In questo ore i manifesti sono comparsi in diversi punti del capoluogo. Un appuntamento che tira in ballo la fantomatica teoria gender, ancora una volta associata alla scuola. Il sindaco di Trento, Franco Ianeselli: "Voler suggerire che esista una normalità e che questa venga manomessa da una istituzione, la nostra scuola, che produce persone transgender come fossero frankenstein in una catena di montaggio, non è solo di cattivo gusto, è falso"

TRENTO. "La fabbrica dell'adolescente transgender. Che scuola è questa?". Questo il titolo di un evento che viene organizzato a Trento e i manifesti sono comparsi in città.

 

"E' falso e di cattivo gusto", dice Franco Ianeselli, sindaco di Trento. "Ho una forte remora a non censurare un manifesto ma non ne sento poi alcuna nell'esprimere fino in fondo quanto faccia schifo".

 

In questo ore i manifesti che promuovono l'evento sono comparsi in diversi punti del capoluogo. Un appuntamento che tira in ballo la fantomatica teoria gender, ancora una volta associata alla scuola.  

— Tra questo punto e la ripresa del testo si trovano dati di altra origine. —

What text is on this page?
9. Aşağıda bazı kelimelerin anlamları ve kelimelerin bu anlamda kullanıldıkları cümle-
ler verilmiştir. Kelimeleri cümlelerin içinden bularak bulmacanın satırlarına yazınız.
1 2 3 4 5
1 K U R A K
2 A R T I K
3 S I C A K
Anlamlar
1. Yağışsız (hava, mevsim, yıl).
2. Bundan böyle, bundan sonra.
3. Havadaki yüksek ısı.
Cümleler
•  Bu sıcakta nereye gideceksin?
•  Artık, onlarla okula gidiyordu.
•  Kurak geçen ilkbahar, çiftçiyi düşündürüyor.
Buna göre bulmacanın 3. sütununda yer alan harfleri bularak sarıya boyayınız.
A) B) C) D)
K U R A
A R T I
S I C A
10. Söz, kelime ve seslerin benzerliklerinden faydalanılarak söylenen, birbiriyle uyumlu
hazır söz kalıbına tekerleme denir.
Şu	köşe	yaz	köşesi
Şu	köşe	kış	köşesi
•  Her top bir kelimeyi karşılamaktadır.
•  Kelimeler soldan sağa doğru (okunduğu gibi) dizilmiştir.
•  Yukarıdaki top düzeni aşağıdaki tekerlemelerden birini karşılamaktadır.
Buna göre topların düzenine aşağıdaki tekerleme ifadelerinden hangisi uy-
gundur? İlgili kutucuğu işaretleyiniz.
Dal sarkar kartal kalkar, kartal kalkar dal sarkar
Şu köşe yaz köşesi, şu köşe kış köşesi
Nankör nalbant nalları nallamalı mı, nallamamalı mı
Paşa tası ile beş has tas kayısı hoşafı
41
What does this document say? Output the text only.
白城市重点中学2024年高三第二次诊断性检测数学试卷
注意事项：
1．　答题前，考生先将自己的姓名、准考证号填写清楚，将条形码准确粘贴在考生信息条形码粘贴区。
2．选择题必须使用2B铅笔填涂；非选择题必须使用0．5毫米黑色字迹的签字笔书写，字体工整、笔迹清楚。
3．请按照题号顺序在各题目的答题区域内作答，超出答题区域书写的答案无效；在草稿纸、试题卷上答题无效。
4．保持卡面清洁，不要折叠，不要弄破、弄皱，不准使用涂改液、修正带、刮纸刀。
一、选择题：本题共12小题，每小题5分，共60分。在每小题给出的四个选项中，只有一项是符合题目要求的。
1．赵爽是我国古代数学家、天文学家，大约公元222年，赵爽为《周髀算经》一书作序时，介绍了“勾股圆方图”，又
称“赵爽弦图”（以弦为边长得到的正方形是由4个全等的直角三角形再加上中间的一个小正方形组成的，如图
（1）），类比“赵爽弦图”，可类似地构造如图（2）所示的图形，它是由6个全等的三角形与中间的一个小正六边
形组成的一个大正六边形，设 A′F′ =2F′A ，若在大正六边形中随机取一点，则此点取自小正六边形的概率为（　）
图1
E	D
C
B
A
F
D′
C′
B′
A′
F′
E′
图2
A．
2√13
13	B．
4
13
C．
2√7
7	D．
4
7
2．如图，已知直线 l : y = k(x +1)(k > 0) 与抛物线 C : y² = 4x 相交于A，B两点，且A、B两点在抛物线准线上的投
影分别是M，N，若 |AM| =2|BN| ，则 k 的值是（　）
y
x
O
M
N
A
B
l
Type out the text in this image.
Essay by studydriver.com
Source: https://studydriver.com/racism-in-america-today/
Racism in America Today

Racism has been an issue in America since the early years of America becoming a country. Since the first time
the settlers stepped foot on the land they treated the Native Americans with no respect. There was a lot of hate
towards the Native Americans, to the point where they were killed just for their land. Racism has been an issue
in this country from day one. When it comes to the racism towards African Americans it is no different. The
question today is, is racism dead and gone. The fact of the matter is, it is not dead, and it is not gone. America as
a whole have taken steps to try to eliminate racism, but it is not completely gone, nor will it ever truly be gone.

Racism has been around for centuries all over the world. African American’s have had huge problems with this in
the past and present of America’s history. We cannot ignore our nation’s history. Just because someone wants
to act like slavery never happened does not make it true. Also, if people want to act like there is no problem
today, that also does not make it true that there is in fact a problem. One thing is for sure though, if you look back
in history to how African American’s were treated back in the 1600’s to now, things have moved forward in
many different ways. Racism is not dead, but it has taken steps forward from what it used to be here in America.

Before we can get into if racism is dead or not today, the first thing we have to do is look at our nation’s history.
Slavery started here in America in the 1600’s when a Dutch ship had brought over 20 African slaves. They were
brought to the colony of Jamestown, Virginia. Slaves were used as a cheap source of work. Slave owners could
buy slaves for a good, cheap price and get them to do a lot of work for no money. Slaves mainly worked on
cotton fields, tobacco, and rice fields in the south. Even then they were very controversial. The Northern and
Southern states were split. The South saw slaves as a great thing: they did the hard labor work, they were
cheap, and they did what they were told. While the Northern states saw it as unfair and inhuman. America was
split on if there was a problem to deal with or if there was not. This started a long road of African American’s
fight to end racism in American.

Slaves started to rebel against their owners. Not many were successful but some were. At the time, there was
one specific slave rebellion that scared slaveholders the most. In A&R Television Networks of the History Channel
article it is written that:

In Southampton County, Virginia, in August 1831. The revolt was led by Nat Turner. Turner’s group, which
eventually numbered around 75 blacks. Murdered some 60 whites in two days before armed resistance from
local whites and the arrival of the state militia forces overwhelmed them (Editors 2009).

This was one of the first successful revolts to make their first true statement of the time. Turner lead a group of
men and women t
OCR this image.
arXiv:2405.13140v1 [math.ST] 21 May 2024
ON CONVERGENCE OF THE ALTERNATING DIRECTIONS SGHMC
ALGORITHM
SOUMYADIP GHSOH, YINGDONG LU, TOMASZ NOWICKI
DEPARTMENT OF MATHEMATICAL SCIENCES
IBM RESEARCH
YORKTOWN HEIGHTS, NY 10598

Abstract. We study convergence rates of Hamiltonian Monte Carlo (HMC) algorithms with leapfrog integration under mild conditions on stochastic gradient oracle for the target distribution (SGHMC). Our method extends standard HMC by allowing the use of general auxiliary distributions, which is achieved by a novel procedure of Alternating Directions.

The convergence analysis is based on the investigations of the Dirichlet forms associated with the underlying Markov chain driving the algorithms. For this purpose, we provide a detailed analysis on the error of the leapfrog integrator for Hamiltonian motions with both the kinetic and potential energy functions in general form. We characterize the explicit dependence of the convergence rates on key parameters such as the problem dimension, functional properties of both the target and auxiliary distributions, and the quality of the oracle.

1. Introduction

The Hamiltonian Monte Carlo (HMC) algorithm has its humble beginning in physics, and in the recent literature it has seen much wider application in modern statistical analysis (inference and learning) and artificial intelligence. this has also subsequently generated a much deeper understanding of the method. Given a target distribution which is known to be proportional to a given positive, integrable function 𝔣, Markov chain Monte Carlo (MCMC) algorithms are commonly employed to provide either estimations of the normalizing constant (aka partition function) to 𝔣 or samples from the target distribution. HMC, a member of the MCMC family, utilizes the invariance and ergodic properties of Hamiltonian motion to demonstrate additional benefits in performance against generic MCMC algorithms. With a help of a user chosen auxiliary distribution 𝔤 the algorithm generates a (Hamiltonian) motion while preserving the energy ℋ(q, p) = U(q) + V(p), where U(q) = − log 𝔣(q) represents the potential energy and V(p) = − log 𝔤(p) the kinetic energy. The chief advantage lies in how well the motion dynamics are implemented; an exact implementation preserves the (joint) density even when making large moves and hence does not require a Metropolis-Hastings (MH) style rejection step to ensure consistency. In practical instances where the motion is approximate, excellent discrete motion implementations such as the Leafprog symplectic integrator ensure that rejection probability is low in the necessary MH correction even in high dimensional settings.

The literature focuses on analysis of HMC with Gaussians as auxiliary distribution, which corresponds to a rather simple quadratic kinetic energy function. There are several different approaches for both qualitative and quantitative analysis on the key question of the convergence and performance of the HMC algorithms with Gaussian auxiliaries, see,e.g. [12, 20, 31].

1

"Ai cittadini, alle cittadine, alle associazioni che ci hanno scritto chiedendo una presa di posizione, voglio rispondere su due punti", aggiunge il sindaco. "Non credo nella censura e ritengo che chi, pro tempore, abbia responsabilità pubbliche, debba pensarci cento e mille volte prima di negare la possibilità di espressione. Con la stessa chiarezza, è necessario però prendere posizione sul valore e sull’appropriatezza del contenuto che veicola".

 

Un'iniziativa che viene bocciata dal primo cittadino. "Voler suggerire che esista una normalità e che questa venga manomessa da una istituzione, la nostra scuola, che produce persone transgender come fossero frankenstein in una catena di montaggio, non è solo di cattivo gusto, è falso. Falso in ogni passaggio che descrive, fasullo in quell’unica normalità dalla quale pretende di partire, insinuante per il ruolo importante e per il lavoro complicatissimo che insegnanti e dirigenti scolastici svolgono ogni giorno, irrispettoso del delicato quanto legittimo percorso di affermazione di genere che possono affrontare gli e le adolescenti. C’è forse un aspetto positivo nel sentire questa forte remora a non censurare un manifesto: non ne sento poi alcuna nell’esprimere fino in fondo quanto faccia schifo", conclude Ianeselli.